リーンステアはロッドに近寄り何事か話すと、ロッドは皆に一言告げ2人で城内の安置所に向かう。そこで誰も見ていないのを確認し、ストレージからジュリアンを護衛していた騎士12名と御者2名の遺体を整列させるように取り出した。
リーンステアは遺体が全員分あるのを確認してロッドに礼を言うと、アイリスや精霊の扉のいる場所までロッドを案內した。
そこには粗末であるが酒や食事が用意されており、精霊の扉が先に宴会を始めているところだった。

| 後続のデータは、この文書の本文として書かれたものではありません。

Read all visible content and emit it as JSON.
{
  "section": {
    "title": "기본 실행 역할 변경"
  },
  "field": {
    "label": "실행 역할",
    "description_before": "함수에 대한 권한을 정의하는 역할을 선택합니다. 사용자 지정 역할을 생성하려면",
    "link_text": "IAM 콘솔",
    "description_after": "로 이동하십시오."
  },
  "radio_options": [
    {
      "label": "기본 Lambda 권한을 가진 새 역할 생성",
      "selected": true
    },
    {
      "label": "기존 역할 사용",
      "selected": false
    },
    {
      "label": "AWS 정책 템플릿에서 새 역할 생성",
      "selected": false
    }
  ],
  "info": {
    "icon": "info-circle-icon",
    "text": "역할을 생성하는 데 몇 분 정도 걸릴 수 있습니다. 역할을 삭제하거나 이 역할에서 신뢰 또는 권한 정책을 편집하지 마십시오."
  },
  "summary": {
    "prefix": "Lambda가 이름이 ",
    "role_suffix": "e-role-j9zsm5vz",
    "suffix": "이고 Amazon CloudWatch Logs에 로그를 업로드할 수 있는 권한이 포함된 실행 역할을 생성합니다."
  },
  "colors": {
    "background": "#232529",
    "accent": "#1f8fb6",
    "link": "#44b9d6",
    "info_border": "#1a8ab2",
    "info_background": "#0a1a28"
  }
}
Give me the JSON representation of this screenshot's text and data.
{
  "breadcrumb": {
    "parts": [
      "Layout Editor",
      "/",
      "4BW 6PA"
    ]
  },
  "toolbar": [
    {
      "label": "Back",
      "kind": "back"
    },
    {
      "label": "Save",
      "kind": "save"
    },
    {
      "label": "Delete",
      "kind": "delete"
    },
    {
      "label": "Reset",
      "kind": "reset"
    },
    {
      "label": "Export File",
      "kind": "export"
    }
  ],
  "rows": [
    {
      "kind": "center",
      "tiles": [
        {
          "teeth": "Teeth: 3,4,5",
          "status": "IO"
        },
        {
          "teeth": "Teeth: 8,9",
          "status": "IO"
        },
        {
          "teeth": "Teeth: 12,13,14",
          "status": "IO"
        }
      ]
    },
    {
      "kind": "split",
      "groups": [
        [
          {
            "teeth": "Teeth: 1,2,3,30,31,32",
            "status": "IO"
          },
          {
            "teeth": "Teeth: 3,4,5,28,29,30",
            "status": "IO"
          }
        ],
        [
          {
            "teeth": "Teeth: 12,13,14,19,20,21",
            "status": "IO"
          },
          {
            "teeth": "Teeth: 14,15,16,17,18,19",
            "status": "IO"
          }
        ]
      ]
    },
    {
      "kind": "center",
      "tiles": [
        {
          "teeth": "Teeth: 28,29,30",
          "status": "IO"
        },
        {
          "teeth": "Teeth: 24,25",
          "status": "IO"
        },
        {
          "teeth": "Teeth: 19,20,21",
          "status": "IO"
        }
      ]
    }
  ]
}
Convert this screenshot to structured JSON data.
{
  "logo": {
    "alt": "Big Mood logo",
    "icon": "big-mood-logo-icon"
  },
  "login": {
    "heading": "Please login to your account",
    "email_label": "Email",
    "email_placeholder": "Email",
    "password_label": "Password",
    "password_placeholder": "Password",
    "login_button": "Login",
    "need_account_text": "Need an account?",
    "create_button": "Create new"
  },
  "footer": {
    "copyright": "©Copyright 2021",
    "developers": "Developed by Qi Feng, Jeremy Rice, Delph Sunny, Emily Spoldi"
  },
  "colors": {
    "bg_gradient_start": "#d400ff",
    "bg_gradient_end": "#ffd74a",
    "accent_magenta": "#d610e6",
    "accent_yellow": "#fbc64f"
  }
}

リーンステアはこのまま騎士団に報告に行くと言い、ここで一旦ロッド達と別れた。
ーー
ロッドが食事を始めて少し経ち、ローモンドが再度ロッド達の元に現れた。
「私はロードスター辺境伯家の家宰のローモンド子爵である。皆、ジュリアン様の護衛任務ご苦労だった。護衛任務の完了報告書はここに作成したので持っていってくれ。宴会が終わったらここで世話をしている給仕係に告げて退城してくれてかまわない」
ローモンドはそう言うと、文官に指示して精霊の扉にニ枚の記入済みの完了報告書を手渡した。
「ロッドの分だ」
バーンは中身を確認してロッドの分を分けて手渡した。
「それから冒険者ロッドへの依頼書にある任意の特別報酬はこちらで精査した結果、高額過ぎると判断した。よって私の権限により今回は支払わない事になった。異論は認めないぞ」
ローモンドは続けてそう言うと部屋の中がシンとする。
「それはジュリアン達は承知しているのか?」
ロッドは話しが違うとばかりにローモンドに尋ねる。
特別報酬の対価として道中の寝食の面倒を見たのだ。取り寄せポイントもかなり使っている。貰えないと実質的にはかなりマイナスになってしまいそうである。
ローモンドは不快そうにロッドを見下して告げる。
「やはり下賤な冒険者は口の聞き方も知らないらしい。次に不敬な言葉を発したら貴族への不敬罪で処罰するぞ!」
家宰の態度にアイリスから殺気と魔力が漏れ出て来るが、ロッドが片手を上げて制した。以降、口をつぐむロッド。
ローモンドは退出したが、今回の依頼で仲良くなったロッドへのあまりにも酷い仕打ちに気分を悪くする精霊の扉のパーティーメンバー。
ロッド達と精霊の扉は宴会を中断し、早々に城を出るのであった。